THE EUROPEAN Central Bank (ECB) cut interest rates to record lows and vowed to step up efforts to keep banks afloat – but will not fulfil hopes that it will bail out indebted governments, bank boss Mario Draghi (pictured) announced yesterday.
Acknowledging the credit crunch sweeping the Eurozone, banks can now access unlimited amounts of liquidity for three years, not the previous maximum of 12 months, and collateral with lower credit ratings will now be accepted in return.
Eurozone banks now have more liquidity support than the Bank of England or the Fed offers, helping prop up the embattled institutions.

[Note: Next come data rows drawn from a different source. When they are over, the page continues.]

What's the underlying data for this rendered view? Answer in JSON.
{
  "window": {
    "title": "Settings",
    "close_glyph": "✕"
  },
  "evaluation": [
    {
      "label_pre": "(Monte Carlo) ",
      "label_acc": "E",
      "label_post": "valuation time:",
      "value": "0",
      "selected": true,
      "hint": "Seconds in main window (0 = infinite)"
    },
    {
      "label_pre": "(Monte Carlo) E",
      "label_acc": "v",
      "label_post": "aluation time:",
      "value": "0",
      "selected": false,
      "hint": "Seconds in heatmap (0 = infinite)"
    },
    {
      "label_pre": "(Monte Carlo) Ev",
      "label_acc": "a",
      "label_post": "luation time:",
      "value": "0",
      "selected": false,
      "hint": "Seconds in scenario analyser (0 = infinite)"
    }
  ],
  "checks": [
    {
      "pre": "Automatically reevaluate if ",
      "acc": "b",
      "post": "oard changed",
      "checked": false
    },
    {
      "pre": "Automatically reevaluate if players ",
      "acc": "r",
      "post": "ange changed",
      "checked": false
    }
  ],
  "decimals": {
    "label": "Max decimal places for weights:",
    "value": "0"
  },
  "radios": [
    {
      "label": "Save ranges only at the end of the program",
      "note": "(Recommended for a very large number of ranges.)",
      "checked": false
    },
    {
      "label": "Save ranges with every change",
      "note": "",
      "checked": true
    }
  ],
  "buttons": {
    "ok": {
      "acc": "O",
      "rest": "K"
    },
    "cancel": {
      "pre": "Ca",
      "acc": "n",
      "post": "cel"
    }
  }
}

However, stocks dropped and peripheral bond yields shot up as markets feared the latest rescue plan was in tatters.
Eurozone leaders had hoped that measures to force profligate governments into controlling their finances would give the ECB confidence to buy bonds and support the governments through a difficult transition period.
Instead, Draghi explained he was not in a position to fund governments in the way politicians want – the ECB be will become lender of last resort to banks, like the Bundesbank, but not to governments.
He also ruled out lending to the IMF, which could in turn help euro states.
“If the IMF were to use this money exclusively to buy bonds in the Eurozone, we think it is not compatible with the treaty,” he explained.
Economists fear disaster will ensue.
“It is only the expectation of aggressive ECB bond buying – or some form of commitment in that regard – that has been preventing the complete meltdown of European financial markets,” said Dario Perkins from Lombard Street Research.
Investors fled risky assets, leaving stocks and weak governments’ bonds, moving to gilts, bunds and Treasuries.
The CAC40 plunged 2.53 per cent and the DAX fell 2.01 per cent. Yields on Italian ten-year bonds ended 0.467 percentage points higher, at 6.458 per cent and Spanish yields rose 0.383 percentage points to 5.814 per cent.